17 de set. de 2013

32) A Quarta Função e os Amores Místicos




Com quantos nãos se faz um esquecimento?





          Quando alguém tem a experiência de se defrontar com a sua Quarta Função, explico mais abaixo, poderá vivenciar uma experiência mística, onde vários conteúdos negados desde a mais tenra infância emergem em novas configurações do Si mesmo.

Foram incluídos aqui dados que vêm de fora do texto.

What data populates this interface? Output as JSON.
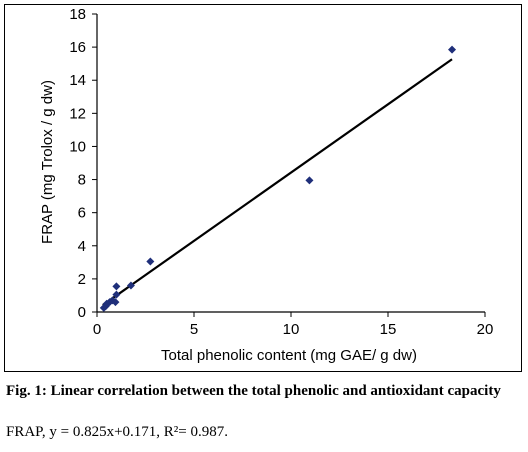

Salta-se a um novo (pat)amar de existência, mais ao centro, onde não se pode mais negar a eterna dança das polaridades.

No Ocidente a supervalorização e o desenvolvimento unilateral de uma função psíquica, desconhecendo as outras funções e o paradoxo da existência, lançam muitas das nossas riquezas psíquicas ao entorpecimento. Portanto, junto à quarta função, alocada no inconsciente, estão os tesouros ocultados por repressões e negações antigas, aguardando um movimento de aceitação e inclusão. Estas riquezas e fraquezas podem estar submersas há gerações no inconsciente familiar. Antes desta liberação, que tipo de amor é possível viver?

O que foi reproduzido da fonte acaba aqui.